В попытке утвердить одновременно оба эти положения, эти парадоксальные исходные предпосылки, я начала создавать то, продуктом чего являлась сама.
Вначале я фактически допустила, что меня как бы нет, что это («я») являлось просто некой говорящей плотью, – допустила, что я – это просто некий побочный продукт становления языка, или мира. Поэтому эту главу я назвала «Prologos». То, что (пусть и фиктивным образом)
лежит вне слова, вне сознания. Окружение, допущения, точки зрения. Театральный пролог.
Соответственно, саму «пьесу» было уместно назвать «Logos». Слово, вызывающее вещи из небытия. Вещи, которые волею сознания появляются на сцене, приходят в движение, между которыми возникают определённые отношения.
На этом месте я бы наверняка застряла, если бы мне в руки не попала «Теория предлогов» Вигго Брёндаля*. Его попытку проанализировать и систематизировать части речи, выражающие отношения, можно без натяжки прочитать так, как будто речь идёт о той системе отношений, которые как бы мимоходом выстраиваются стихами. У Брёндаля я выбрала восемь слов, которые могут удерживать в непрерывном движении и одновременно противостоять тому головокружению, которое движение непременно вызывает: симметрия, транзитивность, непрерывность, связность, вариативность, расширение, целостность, универсальность.
Одновременно с этим я обратила внимание на то, что Брёндаль писал об универсальности: «По-настоящему всеобъемлющий синтез должен в конечном счёте охватить все области и степени типов отношений:
абстрактные, конкретные и комплексные, центральные и периферические. Подобная всеобщая связь могла бы, в силу своей природы, находиться на пределе самой мысли, она, в качестве выражения качества переживаний, могла бы носить почти мистический характер».
А когда пьеса окончена, приходит эпилог. После слова. Где я могла бы сделать вид, будто слово ничего не вызывало из небытия. Будто это просто кусочек информации. Так это происходило. Или: так, кажется мне, это происходило (происходит).

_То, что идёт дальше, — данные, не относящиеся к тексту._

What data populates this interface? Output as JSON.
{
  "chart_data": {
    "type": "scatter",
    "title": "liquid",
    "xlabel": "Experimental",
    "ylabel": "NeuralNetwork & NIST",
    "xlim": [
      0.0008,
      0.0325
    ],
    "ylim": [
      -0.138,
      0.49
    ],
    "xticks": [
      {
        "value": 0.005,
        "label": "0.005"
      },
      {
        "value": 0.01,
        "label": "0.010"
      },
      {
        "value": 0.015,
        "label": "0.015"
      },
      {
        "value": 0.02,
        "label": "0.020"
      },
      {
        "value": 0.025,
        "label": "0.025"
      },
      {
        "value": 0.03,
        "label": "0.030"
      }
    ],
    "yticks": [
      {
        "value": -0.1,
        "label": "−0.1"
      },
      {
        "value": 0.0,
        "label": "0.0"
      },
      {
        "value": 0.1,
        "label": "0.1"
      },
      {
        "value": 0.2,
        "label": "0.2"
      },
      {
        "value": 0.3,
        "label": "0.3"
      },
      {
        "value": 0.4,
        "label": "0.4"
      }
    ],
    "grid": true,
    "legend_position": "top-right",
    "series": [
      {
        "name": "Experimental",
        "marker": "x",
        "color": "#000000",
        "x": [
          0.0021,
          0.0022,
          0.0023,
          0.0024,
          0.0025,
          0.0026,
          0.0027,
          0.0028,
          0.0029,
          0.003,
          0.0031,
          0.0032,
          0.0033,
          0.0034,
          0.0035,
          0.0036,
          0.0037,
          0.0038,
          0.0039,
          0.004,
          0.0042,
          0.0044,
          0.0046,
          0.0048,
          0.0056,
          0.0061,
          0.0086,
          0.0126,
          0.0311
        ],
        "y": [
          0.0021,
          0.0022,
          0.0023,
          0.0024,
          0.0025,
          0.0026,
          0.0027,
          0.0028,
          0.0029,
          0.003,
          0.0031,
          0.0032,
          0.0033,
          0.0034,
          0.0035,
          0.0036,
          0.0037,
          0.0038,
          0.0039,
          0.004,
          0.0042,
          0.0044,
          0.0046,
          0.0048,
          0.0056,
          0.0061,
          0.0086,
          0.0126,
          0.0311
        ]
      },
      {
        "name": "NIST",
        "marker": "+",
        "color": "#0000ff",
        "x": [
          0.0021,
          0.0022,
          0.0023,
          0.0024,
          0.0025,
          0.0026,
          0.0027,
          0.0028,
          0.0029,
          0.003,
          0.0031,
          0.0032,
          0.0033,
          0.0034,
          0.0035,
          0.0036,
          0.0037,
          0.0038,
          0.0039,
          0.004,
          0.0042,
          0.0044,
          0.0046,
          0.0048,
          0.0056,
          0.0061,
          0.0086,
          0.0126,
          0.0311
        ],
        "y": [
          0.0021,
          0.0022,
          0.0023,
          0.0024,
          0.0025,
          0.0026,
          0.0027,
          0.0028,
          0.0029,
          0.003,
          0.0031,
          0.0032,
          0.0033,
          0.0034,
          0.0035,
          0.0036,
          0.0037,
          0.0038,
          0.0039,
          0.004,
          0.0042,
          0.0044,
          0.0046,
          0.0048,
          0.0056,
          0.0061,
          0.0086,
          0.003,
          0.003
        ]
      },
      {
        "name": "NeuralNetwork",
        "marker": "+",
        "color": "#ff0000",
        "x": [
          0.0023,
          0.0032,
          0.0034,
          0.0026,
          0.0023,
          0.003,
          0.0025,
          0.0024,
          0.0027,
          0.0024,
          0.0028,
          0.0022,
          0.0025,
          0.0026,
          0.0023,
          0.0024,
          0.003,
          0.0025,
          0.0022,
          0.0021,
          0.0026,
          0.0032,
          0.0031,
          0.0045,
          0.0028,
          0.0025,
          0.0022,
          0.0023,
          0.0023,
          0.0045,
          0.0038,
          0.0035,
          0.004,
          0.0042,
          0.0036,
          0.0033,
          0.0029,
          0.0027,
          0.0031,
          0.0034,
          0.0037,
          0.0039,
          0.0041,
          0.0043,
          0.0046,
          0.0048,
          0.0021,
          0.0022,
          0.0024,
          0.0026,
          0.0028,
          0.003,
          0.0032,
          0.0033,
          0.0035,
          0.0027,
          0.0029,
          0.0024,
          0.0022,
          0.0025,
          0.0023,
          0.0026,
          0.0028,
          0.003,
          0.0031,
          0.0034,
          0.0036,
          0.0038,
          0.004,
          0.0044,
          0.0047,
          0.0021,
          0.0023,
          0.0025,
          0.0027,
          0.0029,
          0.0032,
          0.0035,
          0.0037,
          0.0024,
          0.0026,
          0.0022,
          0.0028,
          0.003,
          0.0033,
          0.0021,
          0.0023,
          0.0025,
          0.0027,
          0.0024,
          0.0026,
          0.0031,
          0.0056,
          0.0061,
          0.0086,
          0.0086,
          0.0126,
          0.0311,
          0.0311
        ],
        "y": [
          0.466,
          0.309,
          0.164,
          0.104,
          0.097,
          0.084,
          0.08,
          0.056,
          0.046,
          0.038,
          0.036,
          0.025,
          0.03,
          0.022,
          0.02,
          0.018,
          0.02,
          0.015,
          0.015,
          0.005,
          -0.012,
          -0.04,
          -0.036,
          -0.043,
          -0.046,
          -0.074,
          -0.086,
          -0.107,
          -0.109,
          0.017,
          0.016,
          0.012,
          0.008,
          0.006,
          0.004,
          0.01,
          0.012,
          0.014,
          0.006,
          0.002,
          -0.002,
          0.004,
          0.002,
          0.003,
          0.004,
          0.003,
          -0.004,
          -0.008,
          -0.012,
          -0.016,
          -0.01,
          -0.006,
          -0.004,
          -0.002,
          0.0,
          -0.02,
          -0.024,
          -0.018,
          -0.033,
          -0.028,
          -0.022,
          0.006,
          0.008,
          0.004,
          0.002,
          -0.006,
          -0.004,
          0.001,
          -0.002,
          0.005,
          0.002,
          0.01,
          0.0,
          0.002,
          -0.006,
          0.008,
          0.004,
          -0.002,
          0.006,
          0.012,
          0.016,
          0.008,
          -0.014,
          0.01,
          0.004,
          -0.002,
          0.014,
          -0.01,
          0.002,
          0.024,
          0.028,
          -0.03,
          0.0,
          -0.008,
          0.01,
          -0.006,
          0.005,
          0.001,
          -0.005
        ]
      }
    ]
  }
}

Так и жизнь вписана в смерть.
Говорить, видеть, делать
Есть немного, весьма немного вещей, достойных того, чтобы о них говорить, – и о них мы не говорим. О них мы не можем говорить. Например, жизнь, смерть и любовь. Мы называем их великими, драгоценными словами, клоня к тому, что они вроде платья, столь дорогого и красивого, что нам неловко в нём выходить. Мы стесняемся. Мы боимся. И давайте не будем об этом больше говорить! Такие слова могут прекрасно повисеть в шкафу, пока мы используем милые, обычные и, главное, практичные слова для нашего будничного общения.
Мы боимся. Но принимаем всё таким, какое оно есть. Мы боимся одиночества и боимся общества, боимся того, что было и прошло, и кончилось подозрительно хорошо, боимся того, что ещё не прошло, того, что ещё в движении и не пришло ни к какому порядку, – и боимся чувственности, боимся смерти. Но принимаем всё таким, какое оно есть. Впрочем, бояться мы, конечно, боимся, но вот принимаем ли это?
Не исключено ведь, что и войны мы продолжаем вести потому, что боимся сказать друг другу, что боимся друг друга и вообще всего. Для меня это выглядит так, будто мы упорно выходим на улицу в дождь – и упорно не хотим изобрести резиновые сапоги и плащ.
Мы не говорим о том, о чём мы ничего не знаем, о том, с чем ничего не можем поделать, о том, чего не видим. Но именно это нас восхищает. Если человек выглядит привлекательно, то, в сущности, это связано не с каждой его чёрточкой по отдельности, а с внутренней гармонией между ними. А гармония – это нечто невидимое. Мы бы очень хотели угадывать мысли друг друга, суметь поставить себя на чьё-либо место, – поди пойми, что происходит в чужой голове, говорим мы. Мы только и знаем, что происходит там не то, что мы видим, и что видим мы далеко не всё.
По этому поводу – старинный анекдот (рассказывает его Сен-Симон*): как-то зимой было изготовлено множество восковых масок, слепков с естественных лиц персон, приближенных ко двору. И вот на одном празднестве люди носили эти маски под другими, более привычными масками, а когда маски сняли, то остальные по ошибке приняли восковые маски за настоящие лица других людей, присутствовавших при этом. Под масками скрывались совершенно другие люди. Над этой шуткой очень тогда смеялись.